Selepas sembuh dan bisa memakai celana seperti sedia kala, mereka benar-benar melupakan dan tidak memikirkan bahwa mereka adalah korban dari tindak kekerasan, bukan fisik, bukan verbal, tapi kekerasan seksual. Bagi para pembaca, silakan buka Twitter dan saksikan betapa hampir setiap hari banyak korban kekerasan seksual membuka apa perlakuan perilaku kekerasan kepada mereka. Mulai dari catcalling, sexual harashment, memandang lekat-lekat seakan bisa menembus pakaian korban, hingga tindak pemerkosaan. Satu jenis yang selama ini tidak pernah diangkat dalam kampanye kekerasan seksual adalah mereka para bocah lelaki yang merasa senang ketika menerima “segepok” uang, mereka yang senang-senang menceritakan pesta sunatannya, mereka yang diiming-imingi akan tumbuh tinggi ternyata hampir semua dari mereka adalah korban kekerasan seksual berkedok kultural.

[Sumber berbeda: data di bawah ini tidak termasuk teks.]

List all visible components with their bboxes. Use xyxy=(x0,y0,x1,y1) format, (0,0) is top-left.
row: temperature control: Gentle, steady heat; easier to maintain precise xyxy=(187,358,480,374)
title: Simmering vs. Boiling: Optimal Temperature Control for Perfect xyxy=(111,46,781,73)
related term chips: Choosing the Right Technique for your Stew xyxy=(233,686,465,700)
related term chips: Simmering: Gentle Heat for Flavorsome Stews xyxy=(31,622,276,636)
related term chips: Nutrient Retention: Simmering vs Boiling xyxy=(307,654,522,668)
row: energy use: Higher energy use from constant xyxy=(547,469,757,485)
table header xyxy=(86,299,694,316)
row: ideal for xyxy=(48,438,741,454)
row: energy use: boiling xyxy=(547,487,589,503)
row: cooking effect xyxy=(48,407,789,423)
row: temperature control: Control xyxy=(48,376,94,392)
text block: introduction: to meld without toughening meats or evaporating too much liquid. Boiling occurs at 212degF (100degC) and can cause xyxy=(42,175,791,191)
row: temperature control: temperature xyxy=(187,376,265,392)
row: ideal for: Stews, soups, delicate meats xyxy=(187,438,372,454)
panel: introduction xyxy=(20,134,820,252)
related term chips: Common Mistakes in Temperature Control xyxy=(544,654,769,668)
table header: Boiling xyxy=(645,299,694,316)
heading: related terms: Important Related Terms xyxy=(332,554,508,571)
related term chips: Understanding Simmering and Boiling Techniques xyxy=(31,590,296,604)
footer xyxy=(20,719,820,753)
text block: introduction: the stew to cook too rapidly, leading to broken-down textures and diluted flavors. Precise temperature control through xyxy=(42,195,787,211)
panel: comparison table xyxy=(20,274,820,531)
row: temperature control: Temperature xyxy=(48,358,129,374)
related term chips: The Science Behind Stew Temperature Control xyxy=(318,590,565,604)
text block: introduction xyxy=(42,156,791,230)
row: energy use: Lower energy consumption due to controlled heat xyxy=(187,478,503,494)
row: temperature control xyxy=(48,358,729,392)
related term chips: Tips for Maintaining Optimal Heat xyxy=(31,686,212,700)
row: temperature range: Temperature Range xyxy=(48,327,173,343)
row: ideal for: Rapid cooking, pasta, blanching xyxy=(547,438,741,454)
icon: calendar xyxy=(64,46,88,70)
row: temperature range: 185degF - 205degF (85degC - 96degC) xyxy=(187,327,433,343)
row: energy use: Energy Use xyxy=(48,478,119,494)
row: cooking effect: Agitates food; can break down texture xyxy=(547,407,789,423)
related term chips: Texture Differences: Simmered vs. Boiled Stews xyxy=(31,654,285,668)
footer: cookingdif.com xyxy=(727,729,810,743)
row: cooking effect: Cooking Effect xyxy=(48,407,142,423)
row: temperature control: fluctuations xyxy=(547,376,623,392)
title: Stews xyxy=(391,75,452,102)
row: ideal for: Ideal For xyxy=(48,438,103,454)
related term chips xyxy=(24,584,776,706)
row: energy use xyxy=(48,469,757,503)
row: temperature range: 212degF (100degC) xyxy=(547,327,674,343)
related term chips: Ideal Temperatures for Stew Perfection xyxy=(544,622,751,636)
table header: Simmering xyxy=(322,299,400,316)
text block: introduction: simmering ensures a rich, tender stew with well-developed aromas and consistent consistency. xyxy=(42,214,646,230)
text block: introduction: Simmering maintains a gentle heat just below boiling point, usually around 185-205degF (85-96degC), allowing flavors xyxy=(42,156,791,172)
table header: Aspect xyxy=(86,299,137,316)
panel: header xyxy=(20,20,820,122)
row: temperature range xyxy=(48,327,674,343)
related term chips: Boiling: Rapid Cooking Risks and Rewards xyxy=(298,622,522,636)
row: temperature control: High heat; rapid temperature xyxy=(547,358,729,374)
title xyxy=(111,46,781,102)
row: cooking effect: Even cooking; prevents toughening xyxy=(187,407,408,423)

“Coba tante lihat biar cepat sembuh”, “coba dikasih unjuk ke teman papah, dek, biar dapat uang banyak buat beli karambol”, “ih masa paman ngga boleh ngelihat, sih, kan sama-sama lanang”, “kalau boleh tante tiup, tante kasih 100 ribu deh, nih kalau ngga percaya”. Betapa kejam tindak pelecehan  tersebut dan betapa tidak memilikinya mereka akses untuk pengaduan. Jangankan untuk mengadu, wong edukasi bahwa itu salah saja tidak ada, jangan harap sub kebudayaan menyimpang itu akan lenyap. Kemungkinan terburuk apabila budaya ini terus bertahan adalah tidak akan pernah bocah lelaki memiliki harga diri karena mereka polos dan merasa tidak mengapa kemaluan mereka diperlihatkan secara gamblang dengan iming-iming uang.

Saya menyatakan bahwa, marilah kita melihat secara seksama dan lebih luas lagi mengenai korban kekerasan seksual yang sepertinya dengan kasat mata tidak mengapa. Padahal sudah termasuk dalam definisi kekerasan seksual. Mari kita membuat butterfly effect dari pemutusan mata rantai sub kebudayaan menyimpang ini. Walaupun secara kasat mata tidak ada yang salah—karena selalu dipandang lewat kacamata awam—tetapi tidak membuat gerakan anti pelecehan seksual terlimitasi pada orang dewasa dan marilah memutus stigma bahwa laki-laki tidak bisa menjadi korban. Mari lindungi anak-anak dari predator.